In fondo è proprio quello che è capitato in Grecia e in Gran Bretagna, dove gli elettori non si sono fatti convincere da campagne che mostravano la bontà dei frutti del Trattato di Roma e di quello di Maastricht e una volta consultati hanno bocciato l’azione dei propri governi, con una differenza però fondamentale, quasi una congiura del destino, che ha il sapore di una grande ingiustizia.
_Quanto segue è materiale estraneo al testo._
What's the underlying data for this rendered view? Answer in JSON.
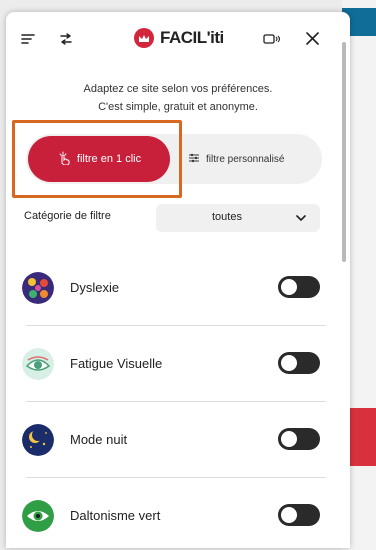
{
  "header": {
    "brand": "FACIL'iti"
  },
  "intro": {
    "line1": "Adaptez ce site selon vos préférences.",
    "line2": "C'est simple, gratuit et anonyme."
  },
  "filter_modes": {
    "one_click": "filtre en 1 clic",
    "custom": "filtre personnalisé"
  },
  "category": {
    "label": "Catégorie de filtre",
    "value": "toutes"
  },
  "filters": [
    {
      "label": "Dyslexie",
      "icon": "dyslexia-icon",
      "enabled": false
    },
    {
      "label": "Fatigue Visuelle",
      "icon": "eye-fatigue-icon",
      "enabled": false
    },
    {
      "label": "Mode nuit",
      "icon": "night-mode-icon",
      "enabled": false
    },
    {
      "label": "Daltonisme vert",
      "icon": "green-color-blind-icon",
      "enabled": false
    }
  ],
  "colors": {
    "brand_red": "#c8203a",
    "highlight_orange": "#d8681f"
  }
}
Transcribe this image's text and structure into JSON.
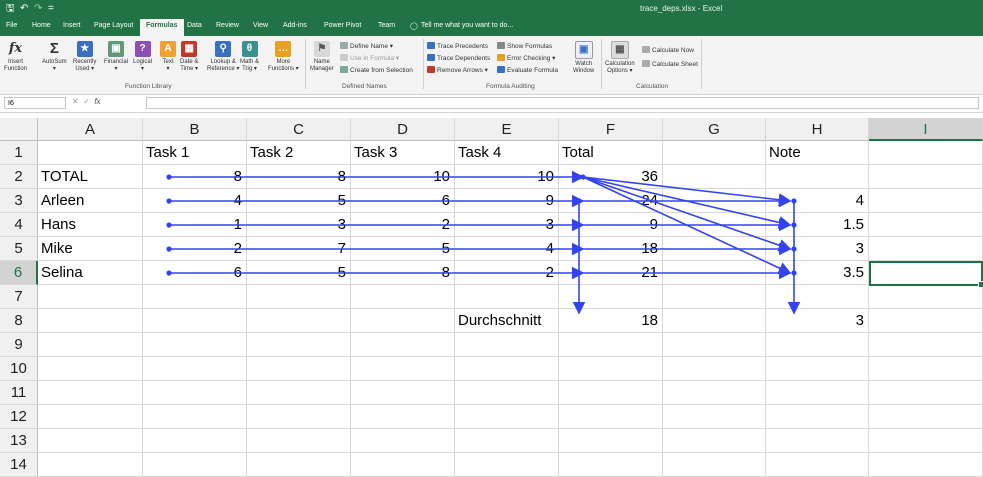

Londra ha scelto liberamente il caos e temendone le conseguenze ha allungato il calendario di dodici mesi; Atene per evitarlo non ha ancora smesso di soffrire pur volendo fermamente restare nella moneta unica. Da questi due grandi paradossi, che hanno calamito l’attenzione di gran parte dell’opinione pubblica, presa nel braccio di ferro tra sovranisti e europeisti, deve provare a ripartire l’Europa dopo le prossime elezioni di maggio. Perché nessuno accetterà più di essere lasciato indietro.